Reverse the Curse Avis critique du film (2024)
Se déroulant en 1978 – même si on n'en a jamais vraiment l'impression en dehors des clips de Jimmy Carter et de certains choix de mode douteux – « Reverse the Curse » est l'histoire de Ted (Logan Marshall-Green), un écrivain qui paie les factures en tant que vendeur de cacahuètes à Yankee Stadium même si son pop Marty (Duchovny) est un fan de longue date du rival de l'équipe de baseball de New York, les Red Sox de Boston. Comme le sait toute personne ayant même une connaissance superficielle du baseball, les Red Sox auraient été maudits lorsque Babe Ruth les a quittés pour aller aux Yankees, conduisant à une sécheresse de championnat qui a duré plusieurs générations. Ils n'ont pas remporté les World Series de 1918 à 2004, donc « Reverse the Curse » se déroule en plein cœur de cette torture pour les fans des Red Sox du monde entier.

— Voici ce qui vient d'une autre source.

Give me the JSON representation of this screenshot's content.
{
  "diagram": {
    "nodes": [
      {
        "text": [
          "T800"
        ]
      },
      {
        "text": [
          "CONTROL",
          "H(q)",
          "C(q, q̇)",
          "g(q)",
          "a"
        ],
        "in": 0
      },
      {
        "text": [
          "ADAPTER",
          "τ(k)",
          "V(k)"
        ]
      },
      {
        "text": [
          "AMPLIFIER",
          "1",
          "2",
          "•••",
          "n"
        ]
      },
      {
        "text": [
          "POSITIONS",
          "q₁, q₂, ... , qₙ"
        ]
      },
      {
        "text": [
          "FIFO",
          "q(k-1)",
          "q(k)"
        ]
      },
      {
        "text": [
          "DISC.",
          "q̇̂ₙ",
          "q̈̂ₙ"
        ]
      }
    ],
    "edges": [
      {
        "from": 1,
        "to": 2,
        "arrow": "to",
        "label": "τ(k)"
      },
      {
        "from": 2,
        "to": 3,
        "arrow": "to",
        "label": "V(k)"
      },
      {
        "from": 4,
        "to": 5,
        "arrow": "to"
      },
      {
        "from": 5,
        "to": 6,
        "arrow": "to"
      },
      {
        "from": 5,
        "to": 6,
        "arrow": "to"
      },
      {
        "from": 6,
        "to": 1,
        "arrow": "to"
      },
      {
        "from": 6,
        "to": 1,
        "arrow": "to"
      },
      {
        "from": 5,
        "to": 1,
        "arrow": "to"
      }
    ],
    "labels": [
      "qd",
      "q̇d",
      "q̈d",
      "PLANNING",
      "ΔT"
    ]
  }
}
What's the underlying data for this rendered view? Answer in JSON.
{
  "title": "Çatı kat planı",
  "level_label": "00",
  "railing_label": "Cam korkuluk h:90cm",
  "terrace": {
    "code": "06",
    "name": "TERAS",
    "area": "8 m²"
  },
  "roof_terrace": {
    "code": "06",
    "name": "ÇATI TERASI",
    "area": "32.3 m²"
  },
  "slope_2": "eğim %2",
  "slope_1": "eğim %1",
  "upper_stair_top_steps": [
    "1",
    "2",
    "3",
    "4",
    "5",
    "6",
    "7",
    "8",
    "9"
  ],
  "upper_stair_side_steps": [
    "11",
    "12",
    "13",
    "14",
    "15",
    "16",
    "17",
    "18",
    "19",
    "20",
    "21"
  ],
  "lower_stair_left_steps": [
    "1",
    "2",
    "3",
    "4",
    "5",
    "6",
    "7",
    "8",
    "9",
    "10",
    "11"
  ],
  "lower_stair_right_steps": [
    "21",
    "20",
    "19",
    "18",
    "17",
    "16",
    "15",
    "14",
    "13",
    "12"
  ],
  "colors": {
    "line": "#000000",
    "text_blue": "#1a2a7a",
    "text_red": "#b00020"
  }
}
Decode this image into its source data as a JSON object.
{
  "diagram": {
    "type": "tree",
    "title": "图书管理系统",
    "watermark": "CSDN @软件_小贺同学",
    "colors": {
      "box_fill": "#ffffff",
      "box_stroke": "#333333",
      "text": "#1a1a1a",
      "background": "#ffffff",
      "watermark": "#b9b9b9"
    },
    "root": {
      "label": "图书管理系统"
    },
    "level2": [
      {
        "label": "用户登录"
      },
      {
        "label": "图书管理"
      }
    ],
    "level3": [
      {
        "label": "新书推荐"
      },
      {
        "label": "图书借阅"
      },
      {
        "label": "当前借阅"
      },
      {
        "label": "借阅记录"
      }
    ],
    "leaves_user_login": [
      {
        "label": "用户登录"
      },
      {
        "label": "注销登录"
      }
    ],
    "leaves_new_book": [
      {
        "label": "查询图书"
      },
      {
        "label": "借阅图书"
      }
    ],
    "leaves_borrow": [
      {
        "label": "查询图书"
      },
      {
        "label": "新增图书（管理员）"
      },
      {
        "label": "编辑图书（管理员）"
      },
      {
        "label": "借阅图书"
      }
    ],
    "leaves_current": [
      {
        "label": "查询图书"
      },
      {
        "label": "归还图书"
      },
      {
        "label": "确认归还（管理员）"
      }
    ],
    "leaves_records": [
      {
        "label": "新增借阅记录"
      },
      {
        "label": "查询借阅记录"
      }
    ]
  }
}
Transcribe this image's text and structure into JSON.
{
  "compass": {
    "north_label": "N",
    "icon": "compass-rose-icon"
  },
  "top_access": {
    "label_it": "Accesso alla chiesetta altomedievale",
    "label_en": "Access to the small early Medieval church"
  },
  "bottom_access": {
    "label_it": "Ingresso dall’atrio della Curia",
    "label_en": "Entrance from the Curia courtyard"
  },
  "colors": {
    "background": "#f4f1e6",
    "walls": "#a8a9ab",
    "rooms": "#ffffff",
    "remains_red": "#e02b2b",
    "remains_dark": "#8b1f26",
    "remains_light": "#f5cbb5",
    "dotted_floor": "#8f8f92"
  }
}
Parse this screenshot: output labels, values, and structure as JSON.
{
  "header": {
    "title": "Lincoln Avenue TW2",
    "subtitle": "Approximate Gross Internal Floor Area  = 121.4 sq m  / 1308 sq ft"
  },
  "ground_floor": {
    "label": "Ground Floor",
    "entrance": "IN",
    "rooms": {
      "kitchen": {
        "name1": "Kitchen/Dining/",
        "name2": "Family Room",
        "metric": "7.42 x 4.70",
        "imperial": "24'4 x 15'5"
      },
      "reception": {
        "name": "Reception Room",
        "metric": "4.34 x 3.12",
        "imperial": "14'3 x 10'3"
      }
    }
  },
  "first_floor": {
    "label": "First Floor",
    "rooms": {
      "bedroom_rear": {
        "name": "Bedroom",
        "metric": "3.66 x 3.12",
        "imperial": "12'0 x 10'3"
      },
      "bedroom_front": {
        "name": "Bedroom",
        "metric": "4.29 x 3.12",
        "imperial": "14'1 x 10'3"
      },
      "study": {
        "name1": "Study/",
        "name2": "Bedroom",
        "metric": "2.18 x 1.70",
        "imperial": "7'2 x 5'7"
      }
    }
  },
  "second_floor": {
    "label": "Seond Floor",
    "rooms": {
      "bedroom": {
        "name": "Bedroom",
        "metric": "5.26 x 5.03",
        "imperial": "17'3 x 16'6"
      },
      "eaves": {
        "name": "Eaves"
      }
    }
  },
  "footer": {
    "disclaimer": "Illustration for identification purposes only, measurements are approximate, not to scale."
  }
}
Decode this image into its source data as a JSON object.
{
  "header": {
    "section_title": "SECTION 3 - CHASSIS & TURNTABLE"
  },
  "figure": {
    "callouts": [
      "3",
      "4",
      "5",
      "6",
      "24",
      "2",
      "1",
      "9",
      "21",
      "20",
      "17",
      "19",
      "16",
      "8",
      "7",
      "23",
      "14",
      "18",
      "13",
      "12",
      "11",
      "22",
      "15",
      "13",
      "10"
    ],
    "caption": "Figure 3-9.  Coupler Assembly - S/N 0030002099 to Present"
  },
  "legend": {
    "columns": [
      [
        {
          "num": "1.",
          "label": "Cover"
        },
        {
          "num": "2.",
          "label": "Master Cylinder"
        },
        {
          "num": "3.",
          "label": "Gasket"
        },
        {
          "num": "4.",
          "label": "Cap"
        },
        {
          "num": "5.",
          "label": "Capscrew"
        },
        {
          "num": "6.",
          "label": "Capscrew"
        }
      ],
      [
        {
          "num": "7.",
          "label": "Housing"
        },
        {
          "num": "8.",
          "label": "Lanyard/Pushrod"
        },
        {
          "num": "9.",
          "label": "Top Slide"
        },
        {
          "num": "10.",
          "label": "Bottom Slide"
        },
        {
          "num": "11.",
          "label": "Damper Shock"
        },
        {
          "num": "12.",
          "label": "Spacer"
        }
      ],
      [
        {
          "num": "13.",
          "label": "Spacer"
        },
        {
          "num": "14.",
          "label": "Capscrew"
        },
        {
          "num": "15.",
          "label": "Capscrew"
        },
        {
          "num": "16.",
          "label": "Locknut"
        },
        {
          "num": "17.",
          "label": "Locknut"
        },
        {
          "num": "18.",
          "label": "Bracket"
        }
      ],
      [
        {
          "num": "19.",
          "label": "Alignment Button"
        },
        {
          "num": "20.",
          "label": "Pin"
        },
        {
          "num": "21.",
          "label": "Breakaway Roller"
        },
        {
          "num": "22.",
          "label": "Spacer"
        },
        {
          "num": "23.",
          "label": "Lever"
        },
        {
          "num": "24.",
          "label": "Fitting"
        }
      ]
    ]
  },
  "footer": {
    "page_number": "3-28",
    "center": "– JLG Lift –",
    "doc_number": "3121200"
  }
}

En fait, Marty est tellement attaché à son équipe que cela a un impact sur sa santé déclinante. Frappé d'un diagnostic de cancer en phase terminale, Ted remarque que la pop a des jours meilleurs lorsque les Red Sox gagnent, alors il se lance dans un plan pour mentir au vieil homme, remplaçant les scores de son journal quotidien par des gagnants et même obtenir Les copains de Marty l'aidaient à simuler des tempêtes – un tuyau d'arrosage sur le toit, du métal pour imiter le tonnerre – pour que papa pense qu'une perte n'était qu'une simple averse. Alors que Ted accepte vaguement sa relation avec son père d'une manière qui semble au mieux sans enthousiasme, il noue également une relation avec le « spécialiste de la mort » de Marty, une charmante femme nommée Marianna (Stephanie Beatriz). Ted pourra-t-il garder Marty assez longtemps pour enfin voir la malédiction inversée pendant la fameuse période des séries éliminatoires de 1978 ? Et peut-être même tomber amoureux en même temps ?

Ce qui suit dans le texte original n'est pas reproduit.